Sejumlah kalangan menilai lini belakang Persipon yang masih perlu dibenahi. Selain itu kekompakan di lini tengah juga perlu dipertajam sehingga bisa mengalirkan bola lebih lancar ke depan. Apalagi Persipon memiliki penyerang yang cukup mumpuni yaitu Kurniawan Dwi Yulianto, eks pemain timnas Indonesia yang pernah malang melintang di dunia sepak bola tanah air.
Kritik para pendukung Persipon memang boleh dikatakan wajar. Lihat saja dalam lima kali pertandingan Persipon memetik dua kali kemenangan, masing-masing atas Persikab Bandung dan PSIS Semarang. Namun kemenangan Persipon dalam liga Divisi Utama LPIS 2013 melalui walk over (WO) karena lawan yang tidak datang.

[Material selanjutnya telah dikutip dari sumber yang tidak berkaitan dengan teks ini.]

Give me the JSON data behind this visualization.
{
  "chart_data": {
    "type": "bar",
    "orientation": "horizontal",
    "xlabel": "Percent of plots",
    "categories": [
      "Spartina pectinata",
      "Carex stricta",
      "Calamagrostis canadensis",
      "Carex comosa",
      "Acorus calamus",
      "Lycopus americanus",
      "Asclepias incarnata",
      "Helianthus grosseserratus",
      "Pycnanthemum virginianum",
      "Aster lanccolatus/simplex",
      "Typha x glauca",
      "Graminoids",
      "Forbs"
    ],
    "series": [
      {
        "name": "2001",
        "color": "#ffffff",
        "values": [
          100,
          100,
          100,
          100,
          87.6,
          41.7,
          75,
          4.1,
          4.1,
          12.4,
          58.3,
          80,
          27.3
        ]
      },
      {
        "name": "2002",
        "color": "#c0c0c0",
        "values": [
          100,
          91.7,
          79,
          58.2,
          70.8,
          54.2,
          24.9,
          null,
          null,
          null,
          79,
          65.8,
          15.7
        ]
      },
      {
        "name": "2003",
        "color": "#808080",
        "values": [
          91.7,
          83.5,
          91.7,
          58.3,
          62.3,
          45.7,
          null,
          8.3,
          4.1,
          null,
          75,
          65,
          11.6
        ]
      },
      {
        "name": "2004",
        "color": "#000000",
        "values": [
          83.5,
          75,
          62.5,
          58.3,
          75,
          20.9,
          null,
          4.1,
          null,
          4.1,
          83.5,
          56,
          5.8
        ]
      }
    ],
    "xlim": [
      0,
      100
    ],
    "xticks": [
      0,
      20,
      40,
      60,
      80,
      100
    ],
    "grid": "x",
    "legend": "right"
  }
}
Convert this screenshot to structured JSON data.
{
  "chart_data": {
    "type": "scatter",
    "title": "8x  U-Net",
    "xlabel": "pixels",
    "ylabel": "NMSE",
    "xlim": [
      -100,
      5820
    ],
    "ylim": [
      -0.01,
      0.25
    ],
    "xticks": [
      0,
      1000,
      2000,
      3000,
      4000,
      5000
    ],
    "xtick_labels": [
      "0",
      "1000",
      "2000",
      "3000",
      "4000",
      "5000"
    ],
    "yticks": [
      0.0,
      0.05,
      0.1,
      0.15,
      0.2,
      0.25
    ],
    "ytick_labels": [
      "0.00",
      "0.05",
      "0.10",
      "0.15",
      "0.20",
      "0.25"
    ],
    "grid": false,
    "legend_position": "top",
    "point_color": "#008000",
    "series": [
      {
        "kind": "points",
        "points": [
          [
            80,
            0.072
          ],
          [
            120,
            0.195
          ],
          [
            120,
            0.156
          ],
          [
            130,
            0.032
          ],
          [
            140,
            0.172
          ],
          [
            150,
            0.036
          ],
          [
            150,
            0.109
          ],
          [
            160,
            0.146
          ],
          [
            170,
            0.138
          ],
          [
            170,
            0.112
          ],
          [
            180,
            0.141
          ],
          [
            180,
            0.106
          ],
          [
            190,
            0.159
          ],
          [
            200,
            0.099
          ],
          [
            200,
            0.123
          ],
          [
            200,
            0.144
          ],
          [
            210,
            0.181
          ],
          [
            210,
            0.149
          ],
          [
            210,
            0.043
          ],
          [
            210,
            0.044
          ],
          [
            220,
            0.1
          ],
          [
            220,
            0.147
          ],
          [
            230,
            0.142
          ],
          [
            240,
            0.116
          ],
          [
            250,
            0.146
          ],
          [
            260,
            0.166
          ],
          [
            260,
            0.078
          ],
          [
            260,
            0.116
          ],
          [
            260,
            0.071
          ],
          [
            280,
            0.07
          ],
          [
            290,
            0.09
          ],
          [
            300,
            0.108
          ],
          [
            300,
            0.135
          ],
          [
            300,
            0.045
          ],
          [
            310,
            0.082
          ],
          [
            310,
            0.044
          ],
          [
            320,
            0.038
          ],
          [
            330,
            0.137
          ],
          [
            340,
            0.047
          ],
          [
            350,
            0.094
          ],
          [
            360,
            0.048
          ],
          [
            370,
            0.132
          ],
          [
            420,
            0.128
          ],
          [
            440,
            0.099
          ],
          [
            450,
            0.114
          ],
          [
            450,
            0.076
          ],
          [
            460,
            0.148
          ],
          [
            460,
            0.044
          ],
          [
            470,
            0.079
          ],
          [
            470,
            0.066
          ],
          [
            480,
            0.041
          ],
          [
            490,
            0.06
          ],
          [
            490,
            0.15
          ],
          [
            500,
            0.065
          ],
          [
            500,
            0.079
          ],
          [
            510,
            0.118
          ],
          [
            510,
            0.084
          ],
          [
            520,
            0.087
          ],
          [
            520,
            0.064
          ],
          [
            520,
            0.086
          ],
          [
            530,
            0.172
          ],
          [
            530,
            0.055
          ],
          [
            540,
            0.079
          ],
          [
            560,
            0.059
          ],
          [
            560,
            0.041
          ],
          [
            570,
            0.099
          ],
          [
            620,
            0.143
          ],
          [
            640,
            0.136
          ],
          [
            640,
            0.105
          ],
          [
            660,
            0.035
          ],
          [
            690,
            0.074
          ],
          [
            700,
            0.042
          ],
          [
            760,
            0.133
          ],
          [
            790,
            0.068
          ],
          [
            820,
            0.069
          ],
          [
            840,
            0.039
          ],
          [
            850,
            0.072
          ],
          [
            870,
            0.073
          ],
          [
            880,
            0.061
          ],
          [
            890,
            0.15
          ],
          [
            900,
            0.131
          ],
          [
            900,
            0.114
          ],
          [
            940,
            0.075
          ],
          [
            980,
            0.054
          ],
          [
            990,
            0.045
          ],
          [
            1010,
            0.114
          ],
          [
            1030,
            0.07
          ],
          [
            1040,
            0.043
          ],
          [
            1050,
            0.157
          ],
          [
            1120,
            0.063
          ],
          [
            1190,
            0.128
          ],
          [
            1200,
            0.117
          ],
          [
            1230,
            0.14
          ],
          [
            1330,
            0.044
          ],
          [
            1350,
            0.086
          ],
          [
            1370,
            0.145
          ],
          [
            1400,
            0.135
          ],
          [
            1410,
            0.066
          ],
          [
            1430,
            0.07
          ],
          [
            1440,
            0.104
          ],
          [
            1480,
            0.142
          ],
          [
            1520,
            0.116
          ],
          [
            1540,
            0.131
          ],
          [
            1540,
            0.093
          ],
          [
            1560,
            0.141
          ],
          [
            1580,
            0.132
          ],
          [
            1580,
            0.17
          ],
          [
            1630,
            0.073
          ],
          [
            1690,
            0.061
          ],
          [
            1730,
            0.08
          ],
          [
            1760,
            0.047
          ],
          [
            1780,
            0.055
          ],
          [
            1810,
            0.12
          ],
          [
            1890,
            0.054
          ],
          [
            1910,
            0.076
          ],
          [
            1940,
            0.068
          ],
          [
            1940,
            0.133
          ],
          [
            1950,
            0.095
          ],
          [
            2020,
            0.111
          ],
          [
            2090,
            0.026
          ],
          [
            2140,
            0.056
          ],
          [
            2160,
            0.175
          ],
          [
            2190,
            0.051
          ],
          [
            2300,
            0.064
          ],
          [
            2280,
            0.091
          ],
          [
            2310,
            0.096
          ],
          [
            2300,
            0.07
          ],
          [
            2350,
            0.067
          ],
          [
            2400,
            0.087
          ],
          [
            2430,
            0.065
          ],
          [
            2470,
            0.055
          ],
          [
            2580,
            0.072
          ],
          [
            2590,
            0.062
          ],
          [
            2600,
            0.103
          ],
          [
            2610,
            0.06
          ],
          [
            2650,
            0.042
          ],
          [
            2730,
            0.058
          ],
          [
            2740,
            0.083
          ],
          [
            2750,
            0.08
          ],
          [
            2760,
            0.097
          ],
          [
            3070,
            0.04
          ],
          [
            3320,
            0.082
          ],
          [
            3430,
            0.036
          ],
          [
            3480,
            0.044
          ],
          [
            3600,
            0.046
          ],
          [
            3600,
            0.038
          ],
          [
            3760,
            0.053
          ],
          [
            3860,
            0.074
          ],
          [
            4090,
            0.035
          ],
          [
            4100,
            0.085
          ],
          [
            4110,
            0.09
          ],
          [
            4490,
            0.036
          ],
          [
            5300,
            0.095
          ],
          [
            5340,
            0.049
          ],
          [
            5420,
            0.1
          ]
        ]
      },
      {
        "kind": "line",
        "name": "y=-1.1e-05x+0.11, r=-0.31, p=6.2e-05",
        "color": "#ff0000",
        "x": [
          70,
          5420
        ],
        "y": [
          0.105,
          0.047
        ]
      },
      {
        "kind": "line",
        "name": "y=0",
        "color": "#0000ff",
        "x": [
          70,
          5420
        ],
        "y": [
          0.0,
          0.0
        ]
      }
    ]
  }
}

Dari sejumlah kekalahan-kekalahan itu kemudian muncul suara- suara yang mempertanyakan kemampuan coach Winedy Purwito sebagai pelatih Persipon. Ada yang mulai ragu atas kemampuan Winedy Purwito yang pernah menukangi Madura United tersebut. Kali ini Winedy berjanji skuadnya akan tampil menyerang untuk memetik angka terlebih dahulu. Ada sejumlah langkah yang dilakukan Winedy, antara lain membenahi beberapa aspek tim, seperti fisik pemain, rotasi pemain, dan mengevaluasi program jelang kick off. Coach Winedy juga akan mengevaluasi program, yakni dengan menambah kekuatan, ketahanan dan kecepatan pemain.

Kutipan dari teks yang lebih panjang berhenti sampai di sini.